Two buckets of popcorn. Photo: Alamy

Perhaps it had to happen eventually. Joshua Thompson, a Michigan “security technician” furious at being prohibited from carrying his own food and drink into the cinema, last week filed a class action against a large American cinema chain. His lawyer claims that for AMC to charge around $8 for a Coke and some chocolate-covered peanuts amounts to price gouging. A professor of business law at Eastern Michigan University has called the suit “a loser”, but Thompson is not the only cineaste horrified by the price of snacks.

From a business point of view, cinemas are only partly about films. “When we bought [Odeon],” Guy Hands of private equity group Terra Firma famously said, “the management team really believed they were part of the film business. I had the difficult job of explaining to them that they were in the popcorn-selling business.”
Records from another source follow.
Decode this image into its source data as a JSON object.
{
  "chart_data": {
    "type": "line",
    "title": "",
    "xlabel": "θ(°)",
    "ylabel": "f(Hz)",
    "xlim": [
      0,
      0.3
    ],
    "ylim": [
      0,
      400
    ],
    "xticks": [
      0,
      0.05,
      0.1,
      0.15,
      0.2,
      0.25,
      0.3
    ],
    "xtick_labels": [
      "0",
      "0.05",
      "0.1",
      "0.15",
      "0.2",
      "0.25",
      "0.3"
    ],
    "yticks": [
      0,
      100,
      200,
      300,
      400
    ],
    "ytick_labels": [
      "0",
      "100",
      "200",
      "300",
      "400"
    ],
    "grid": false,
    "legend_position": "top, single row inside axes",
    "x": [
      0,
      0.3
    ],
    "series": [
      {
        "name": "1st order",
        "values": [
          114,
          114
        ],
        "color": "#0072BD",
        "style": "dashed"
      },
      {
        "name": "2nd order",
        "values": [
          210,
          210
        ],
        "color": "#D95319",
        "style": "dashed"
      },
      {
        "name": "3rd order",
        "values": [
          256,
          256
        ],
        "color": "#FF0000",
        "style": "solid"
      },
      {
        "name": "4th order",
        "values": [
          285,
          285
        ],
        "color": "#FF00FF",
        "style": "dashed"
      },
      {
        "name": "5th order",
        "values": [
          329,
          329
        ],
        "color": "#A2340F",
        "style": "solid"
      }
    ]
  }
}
Cinemas are obliged to split money from ticket sales with the film studios, but get to keep almost all the cash they make from selling food. That means that the “concessions” (popcorn, sweets and the like) make up 20% of a cinema’s revenue but 40% of its profits. A box of popcorn is around 85% profit to the cinema, and salty foods of course encourage people to buy more soft drinks, increasing receipts further. “Without the hefty concession profits,” declared an article in Time a few years ago, “there would be no movie theater business”.